En fait, il est possible que des circonstances extraordinaires
aient mis un Barizain sur le chemin de Sigalon. En effet, le père de Louis et
Eugène avait un frère, Jean Auguste Désiré Barizain dit Monrose (Rouen, 23
germinal An V/12 avril 1797 - Ingouville, 3 décembre 1829). Jean est
effectivement né à Rouen le 12 avril 1797. Il s'est marié à Nîmes le 17 janvier 1818 et est mort à Ingouville le 3 décembre 1829.
Sigalon
avait dix ans quand Barizain est né, mais la présence de Jean Barizain à Nîmes
semble faire pencher la balance du côté d'une possible rencontre. En revanche,
1805 semble étrange - très étrange.
Pourtant...
Dans la
liste des élèves de David - et en particulier ceux qui se sont rebellés contre
le maître et ont formé la "secte des Barbus" (aussi appelés les
Primitifs, les Penseurs ou les Méditateurs), il y a effectivement un Barizain,
surnommé « Monrose le Jeune », ce qui serait
dans la tradition, puisque le père se prénommait Jean.
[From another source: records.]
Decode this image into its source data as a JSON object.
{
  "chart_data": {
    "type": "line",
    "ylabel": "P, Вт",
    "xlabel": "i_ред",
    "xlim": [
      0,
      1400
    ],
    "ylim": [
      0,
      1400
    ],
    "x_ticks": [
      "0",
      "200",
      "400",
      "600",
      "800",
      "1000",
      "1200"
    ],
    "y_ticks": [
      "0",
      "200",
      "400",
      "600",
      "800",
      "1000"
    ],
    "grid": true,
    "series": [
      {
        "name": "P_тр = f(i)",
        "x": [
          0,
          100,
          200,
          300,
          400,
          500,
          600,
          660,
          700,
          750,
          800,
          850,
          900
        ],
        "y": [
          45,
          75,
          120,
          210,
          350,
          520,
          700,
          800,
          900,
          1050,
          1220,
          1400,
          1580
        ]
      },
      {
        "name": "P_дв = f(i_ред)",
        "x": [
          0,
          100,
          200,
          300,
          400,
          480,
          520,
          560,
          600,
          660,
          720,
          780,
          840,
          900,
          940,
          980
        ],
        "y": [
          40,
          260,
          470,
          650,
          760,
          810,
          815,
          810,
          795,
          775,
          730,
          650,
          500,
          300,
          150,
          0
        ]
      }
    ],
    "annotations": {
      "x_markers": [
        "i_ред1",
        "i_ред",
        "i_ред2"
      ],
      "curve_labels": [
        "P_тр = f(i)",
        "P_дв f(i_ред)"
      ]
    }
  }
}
La secte des
barbus était guidée par Pierre-Maurice Quay (1777-1803) et le groupe finit par
se séparer quelques années après sa mort. Ce Barizain était le plus jeune
membre et grâce au travail de Delécluze, nous apprenons dans David, son école & son temps : souvenirs, publié en 1855,
que le frère de l'acteur Claude Barizain dit Monrose, était aussi danseur au
Théâtre des Jeunes Artistes (les plus vieux membres de cette troupe n'avaient
que seize ou dix-sept ans au maximum).
Certains modèles dans les ateliers des artistes étaient des
enfants de moins de dix ans. On peut imaginer que David ait accepté de former
quelqu'un d'aussi jeune que Jean Barizain (peut-être avec l'idée de modeler ce
jeune esprit).
La
description de Delécluze (pp. 328-330) soulève quand même quelques problèmes :
Ordinairement, dans les écoles, les plus jeunes élèves se font
un point d'honneur d'imiter les plus âgés, surtout dans leurs travers. C'est ce
qui ne manqua pas d'arriver vers 1800-1801, lorsque
la secte des primitifs eut pris tout son développement : Maurice eut parmi les
jeunes dessinateurs un imitateur ou plutôt un singe, qui donna dans toutes les
folies de la secte des penseurs.
Ce nouvel inspiré était Monrose,
auquel s'étaient joints plusieurs autres élèves. Tandis que son frère aîné
jouait la comédie au Théâtre-Français, dans l'emploi des grandes livrées,
Monrose le jeune était attaché comme danseur au théâtre des Jeunes Artistes*,
et il en était là quand des dispositions plus que douteuses lui firent prendre
la résolution d'étudier la peinture chez David. Lorsqu'il entra dans cette
école, il se ressentait encore des habitudes de sa première profession, et il
lui arriva longtemps de faire plus de pirouettes que de dessins. Forcé d'être économe,
mais mourant d'envie de se singulariser par son costume, à l'imitation des
primitifs ses aînés, il laissa croître ses cheveux et
sa barbe, espèce de travers qui se reproduit tous les dix ans chez les
élèves en peinture, et se mit à prêcher de la morale et à commenter les poésies
d'Ossian devant son petit auditoire. Les poèmes de ce barde étaient
exclusivement le livre, la Bible de ces sous-sectaires, qui se
recrutaient de tout ce que l'atelier de David avait de plus turbulent et de
plus inepte parmi les rapins. Mais une aventure burlesque mit fin à ces
niaiseries. Vers 1805, Monrose et sa troupe
désirant s'échapper de Paris, que dans leurs discours boursouflés ils ne
désignaient jamais autrement que comme une nouvelle Babylone, réceptacle de
tous les vices, résolurent de fuir dans les forêts pour passer une
journée à la manière des héros d'Ossian. Le chef de la
bande, Monrose, muni d'une guitare dont il raclait tant bien que mal, conduisit
ses adeptes au bois de Boulogne, où Dieu sait comme la journée se passa.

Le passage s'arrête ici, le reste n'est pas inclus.